The US explicitly chose to be a service economy. China explicitly chose to be a mercantile economy.
The US can absolutely switch paths, it will just take a long time and will require pushing millions into poverty. But we're on track to do it.
> The US explicitly chose to be a service economy. China explicitly chose to be a mercantile economy.
In other words: the US wants its workers assembling hamburgers, China wants its workers assembling drones.
And when there's a conflict, the US will lose because you can't win a war with hamburgers.
> But we're on track to do it.
The only thing that the US is on track to is getting a taste of what real corruption feels like, enriching Trump's friends, and hollowing out its middle class.
"Explicitly chose" is a strong word.
US and China are on completely different stages of industrialization: The US had its massive boom of manufacturing almost a century ago, enriching its population massively.

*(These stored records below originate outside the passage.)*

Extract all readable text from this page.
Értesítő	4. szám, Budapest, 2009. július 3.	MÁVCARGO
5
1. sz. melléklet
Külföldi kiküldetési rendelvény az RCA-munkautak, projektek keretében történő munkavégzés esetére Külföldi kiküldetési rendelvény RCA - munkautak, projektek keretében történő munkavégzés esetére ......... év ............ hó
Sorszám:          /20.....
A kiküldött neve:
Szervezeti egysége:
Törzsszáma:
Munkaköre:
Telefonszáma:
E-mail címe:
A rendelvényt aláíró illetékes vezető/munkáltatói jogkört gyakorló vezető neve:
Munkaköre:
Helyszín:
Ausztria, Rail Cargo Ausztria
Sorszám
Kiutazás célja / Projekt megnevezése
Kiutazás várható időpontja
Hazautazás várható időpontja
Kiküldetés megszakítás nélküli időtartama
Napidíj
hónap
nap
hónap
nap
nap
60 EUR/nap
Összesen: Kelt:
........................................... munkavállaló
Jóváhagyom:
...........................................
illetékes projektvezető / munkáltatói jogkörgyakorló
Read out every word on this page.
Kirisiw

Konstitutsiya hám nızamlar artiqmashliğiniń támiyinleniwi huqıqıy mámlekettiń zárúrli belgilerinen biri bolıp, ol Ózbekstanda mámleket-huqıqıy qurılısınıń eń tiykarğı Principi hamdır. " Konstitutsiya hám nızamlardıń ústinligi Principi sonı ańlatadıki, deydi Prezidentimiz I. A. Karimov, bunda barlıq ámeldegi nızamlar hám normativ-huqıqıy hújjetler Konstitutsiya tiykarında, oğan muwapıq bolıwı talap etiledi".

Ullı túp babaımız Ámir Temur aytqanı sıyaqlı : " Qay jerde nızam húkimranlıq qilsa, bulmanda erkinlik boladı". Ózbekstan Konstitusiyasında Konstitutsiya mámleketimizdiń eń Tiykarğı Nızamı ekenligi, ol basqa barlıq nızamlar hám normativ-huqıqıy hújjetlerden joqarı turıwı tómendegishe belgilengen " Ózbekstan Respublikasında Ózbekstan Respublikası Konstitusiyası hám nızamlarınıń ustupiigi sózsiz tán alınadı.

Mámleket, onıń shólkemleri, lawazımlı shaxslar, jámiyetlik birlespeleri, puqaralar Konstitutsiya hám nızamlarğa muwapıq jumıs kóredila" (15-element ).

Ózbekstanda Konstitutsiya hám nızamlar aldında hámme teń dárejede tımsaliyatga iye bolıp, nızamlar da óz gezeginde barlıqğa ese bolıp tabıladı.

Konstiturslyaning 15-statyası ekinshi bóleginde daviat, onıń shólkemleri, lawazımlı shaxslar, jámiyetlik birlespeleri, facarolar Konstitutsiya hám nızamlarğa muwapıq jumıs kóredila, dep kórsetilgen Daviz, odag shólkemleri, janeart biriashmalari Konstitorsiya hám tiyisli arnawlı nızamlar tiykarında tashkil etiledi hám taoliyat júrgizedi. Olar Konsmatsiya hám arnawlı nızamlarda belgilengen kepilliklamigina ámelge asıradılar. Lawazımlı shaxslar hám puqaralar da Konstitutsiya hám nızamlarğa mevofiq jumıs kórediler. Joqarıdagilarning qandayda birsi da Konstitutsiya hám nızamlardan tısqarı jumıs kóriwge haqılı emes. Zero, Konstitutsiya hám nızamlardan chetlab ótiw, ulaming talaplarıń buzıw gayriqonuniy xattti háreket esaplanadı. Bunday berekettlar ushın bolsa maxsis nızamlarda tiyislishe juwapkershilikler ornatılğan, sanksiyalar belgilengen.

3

Those rich citizens make the same manufacturing uncompetitive today, because no one is going to work in a factory for $20k/year (median wage in urban China), when he can work for other "rich" people for more than twice as much.
Switching paths is not feasible for the US in the same way that it is not gonna be feasible for China to hold on to all its industry as wages rise: You can't compete globally at "poor people wages" while being "rich", as simple as that.